Chris Duval

Personal information
- Full name: Chris John Duval
- Born: 3 August 1983 (age 43) Elizabeth, South Australia
- Nickname: Bear
- Height: 1.93 m (6 ft 4 in)
- Batting: Right-handed
- Bowling: Right-arm fast-medium

Domestic team information
- 2004/05–2005/06: South Australia
- 2006/07–2008/09: Tasmania
- 2009/10–2010/11: South Australia
- FC debut: 12 October 2007 Tasmania v Queensland
- Last FC: 29 October 2010 South Australia v Western Australia
- LA debut: 7 November 2004 South Australia v Tasmania
- Last LA: 4 December 2010 South Australia v Victoria

Career statistics
| Competition | FC | LA | T20 |
| Matches | 12 | 14 | 2 |
| Runs scored | 360 | 131 | 2 |
| Batting average | 30.00 | 26.20 | 1.00 |
| 100s/50s | 0/3 | 0/0 | 0/0 |
| Top score | 87 | 32 | 2 |
| Balls bowled | 2,159 | 632 | 36 |
| Wickets | 18 | 14 | 3 |
| Bowling average | 58.61 | 44.07 | 14.66 |
| 5 wickets in innings | 0 | 0 | 0 |
| 10 wickets in match | 0 | 0 | 0 |
| Best bowling | 4/29 | 3/33 | 2/27 |
| Catches/stumpings | 8/– | 2/– | 0/– |
- Source: CricketArchive, 2 January 2011

= Chris Duval =

Australian cricketer (born 1983)

Chris Duval (born 3 August 1983) is a former Australian cricketer, who played for South Australia and Tasmania.

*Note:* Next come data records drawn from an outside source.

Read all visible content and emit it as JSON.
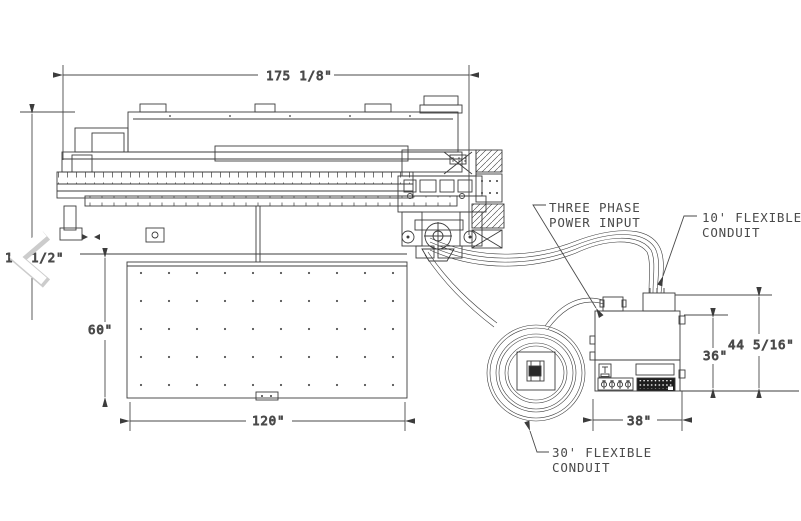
{
  "dimensions": {
    "overall_length": "175 1/8\"",
    "left_height_visible_prefix": "1",
    "left_height_visible_suffix": "1/2\"",
    "table_depth": "60\"",
    "table_length": "120\"",
    "cabinet_door_height": "36\"",
    "cabinet_overall_height": "44 5/16\"",
    "cabinet_width": "38\""
  },
  "callouts": {
    "three_phase": {
      "line1": "THREE PHASE",
      "line2": "POWER INPUT"
    },
    "conduit_10ft": {
      "line1": "10' FLEXIBLE",
      "line2": "CONDUIT"
    },
    "conduit_30ft": {
      "line1": "30' FLEXIBLE",
      "line2": "CONDUIT"
    }
  },
  "colors": {
    "line": "#3c3c3c",
    "text": "#4a4a4a",
    "background": "#ffffff",
    "terminal_strip": "#1d1d1d",
    "chevron": "#ffffff",
    "chevron_shadow": "#cccccc"
  }
}
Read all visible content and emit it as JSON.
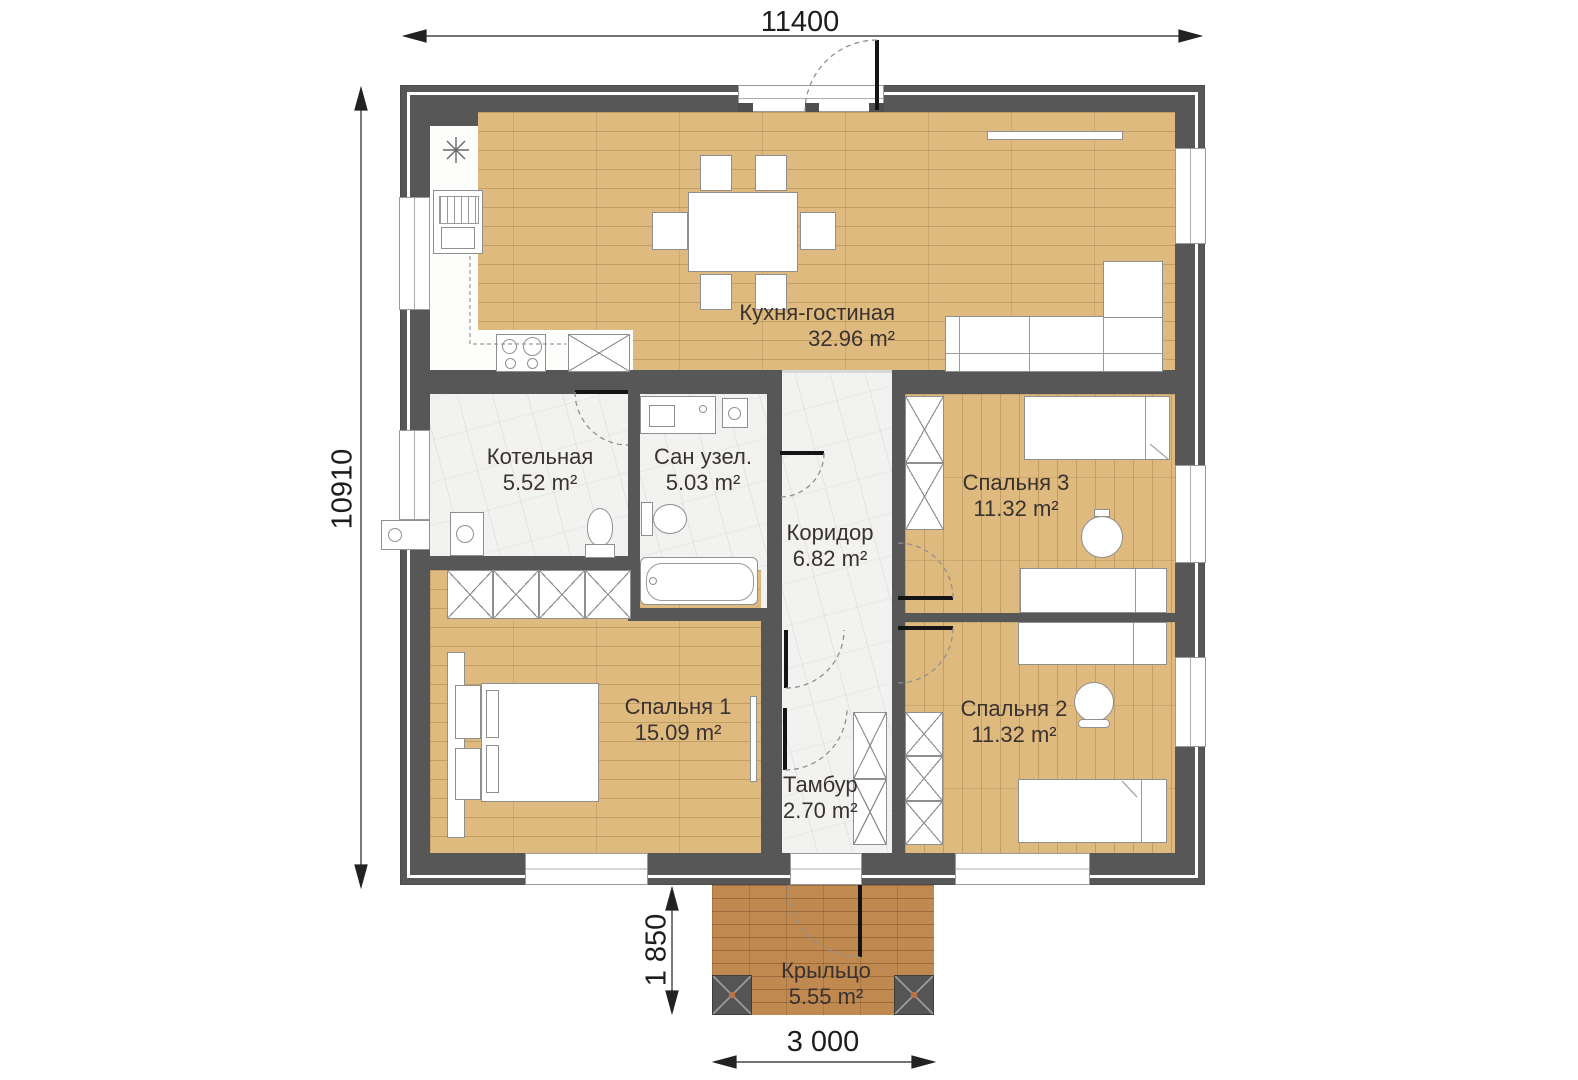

He was a fast bowler who generated enough pace to have interested scouts from American baseball outfit Los Angeles Dodgers. Duval transferred to Tasmania from South Australia in 2006 in an effort to boost the fast-bowling attack following a series of injuries. He later transferred back to South Australia where he became a regular player until he was dropped after the 2010–11 season.